4.1 APRESENTAÇÃO E DISCUSSÃO DOS NÚCLEOS DE SENTIDO

4.1.2 Organização do trabalho e núcleos de sentido

4.1.2.3 Trabalho burocrático, rotineiro, estéril, chato

Profª Any: “[...] nós temos uma rotina, chegar, digitar conteúdo, bater o ponto, ir pra sala, bater o ponto e ir embora. O que é isso, gente? E a nossa humanização? E a nossa produção intelectual?
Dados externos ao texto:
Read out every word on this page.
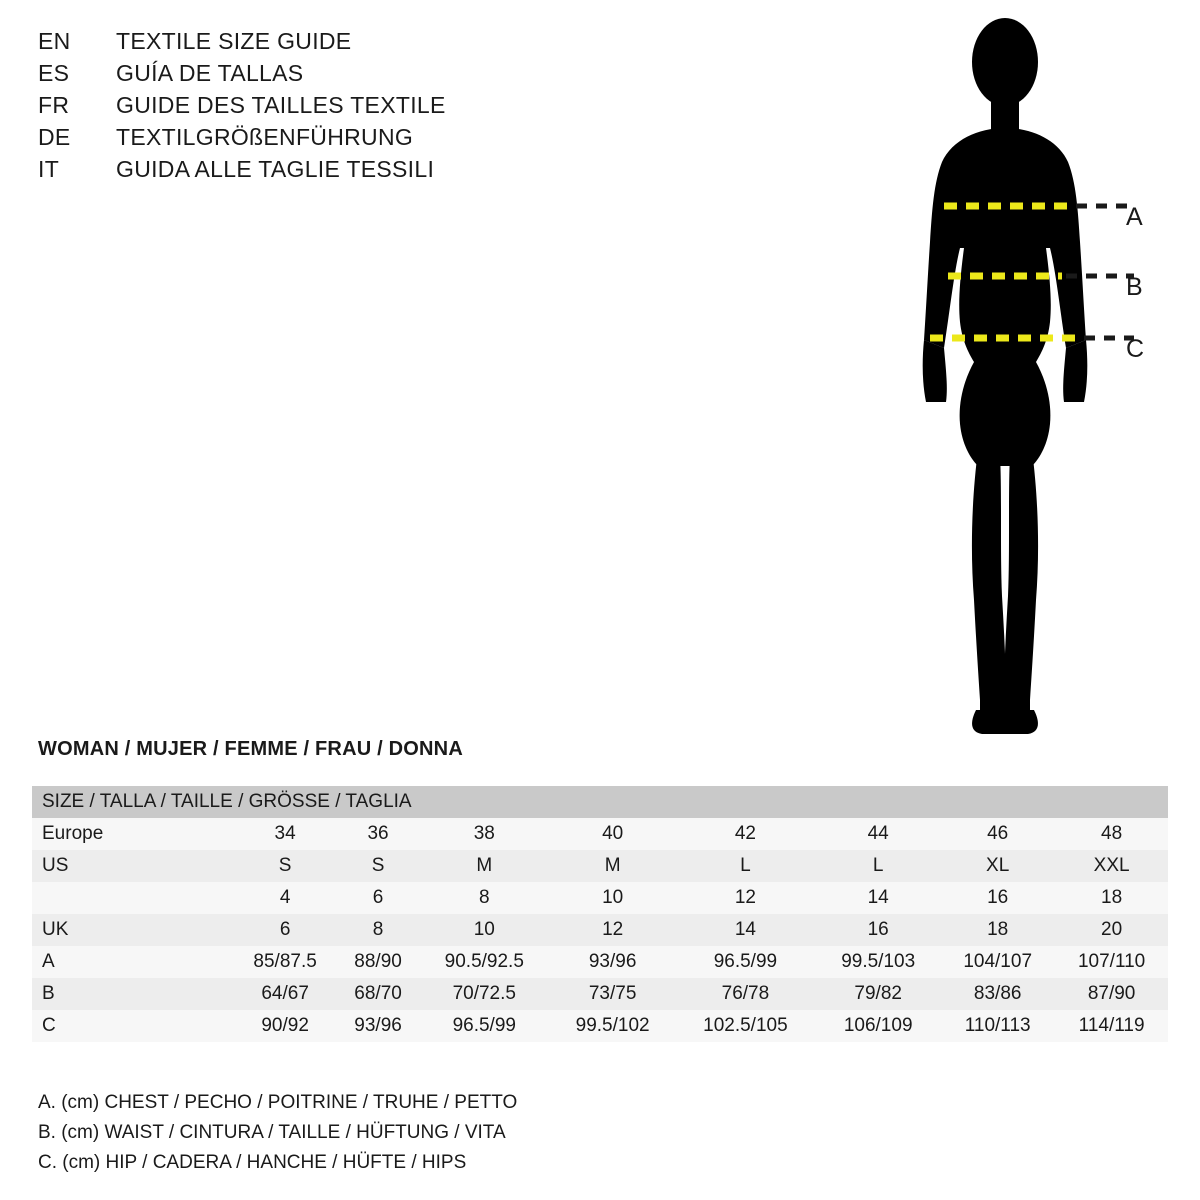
EN	TEXTILE SIZE GUIDE
ES	GUÍA DE TALLAS
FR	GUIDE DES TAILLES TEXTILE
DE	TEXTILGRÖßENFÜHRUNG
IT	GUIDA ALLE TAGLIE TESSILI
A
B
C
WOMAN / MUJER / FEMME / FRAU / DONNA
SIZE / TALLA / TAILLE / GRÖSSE / TAGLIA								
Europe	34	36	38	40	42	44	46	48
US	S	S	M	M	L	L	XL	XXL
	4	6	8	10	12	14	16	18
UK	6	8	10	12	14	16	18	20
A	85/87.5	88/90	90.5/92.5	93/96	96.5/99	99.5/103	104/107	107/110
B	64/67	68/70	70/72.5	73/75	76/78	79/82	83/86	87/90
C	90/92	93/96	96.5/99	99.5/102	102.5/105	106/109	110/113	114/119
A. (cm) CHEST / PECHO / POITRINE / TRUHE / PETTO
B. (cm) WAIST / CINTURA / TAILLE / HÜFTUNG / VITA
C. (cm) HIP / CADERA / HANCHE / HÜFTE / HIPS
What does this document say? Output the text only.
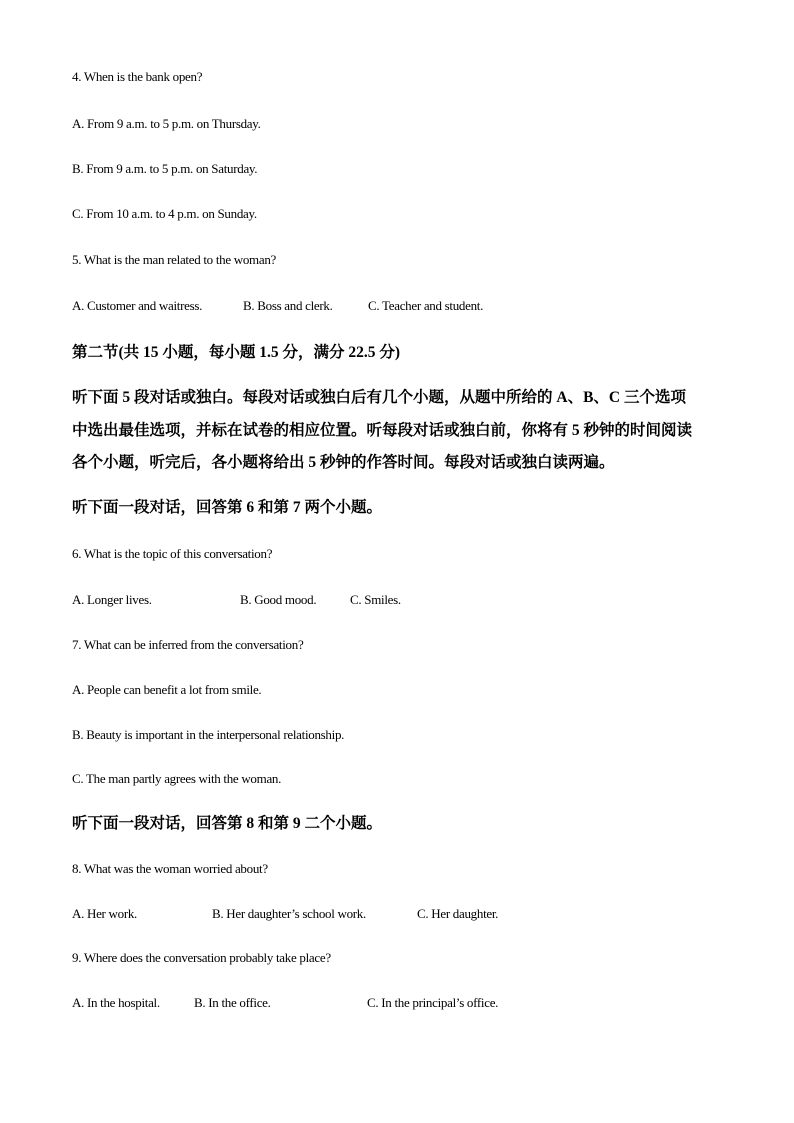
4. When is the bank open?
A. From 9 a.m. to 5 p.m. on Thursday.
B. From 9 a.m. to 5 p.m. on Saturday.
C. From 10 a.m. to 4 p.m. on Sunday.
5. What is the man related to the woman?
A. Customer and waitress.	B. Boss and clerk.	C. Teacher and student.
第二节(共 15 小题，每小题 1.5 分，满分 22.5 分)
听下面 5 段对话或独白。每段对话或独白后有几个小题，从题中所给的 A、B、C 三个选项
中选出最佳选项，并标在试卷的相应位置。听每段对话或独白前，你将有 5 秒钟的时间阅读
各个小题，听完后，各小题将给出 5 秒钟的作答时间。每段对话或独白读两遍。
听下面一段对话，回答第 6 和第 7 两个小题。
6. What is the topic of this conversation?
A. Longer lives.	B. Good mood.	C. Smiles.
7. What can be inferred from the conversation?
A. People can benefit a lot from smile.
B. Beauty is important in the interpersonal relationship.
C. The man partly agrees with the woman.
听下面一段对话，回答第 8 和第 9 二个小题。
8. What was the woman worried about?
A. Her work.	B. Her daughter’s school work.	C. Her daughter.
9. Where does the conversation probably take place?
A. In the hospital.	B. In the office.	C. In the principal’s office.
Foi por água abaixo?”

“[...] nosso trabalho é estéril, pouco produtivo, nós temos uma rotina que pra começar o exercício nós partimos de um planejamento pedagógico que, em alguns momentos, existe um desperdício de tempo, não pelos recursos trabalhados mas, por exemplo, um ponto muito tratado é a questão da avaliação nas semanas pedagógicas. A Instituição preza muito por uma avaliação dinâmica, na qual tem que ser avaliado todo tipo de aluno, todos os níveis do aluno. Em contrapartida, nos é exigido um mapa fixo para essa avaliação, ou seja, seria uma proposta de três questões discursivas e sete objetivas. Contudo, se é permitido que o professor seja livre pra avaliar, é incongruente formalizar essa liberdade de avaliação. Eu acredito que aí ele já não consegue obter a proposta e resposta esperada dessa avaliação.”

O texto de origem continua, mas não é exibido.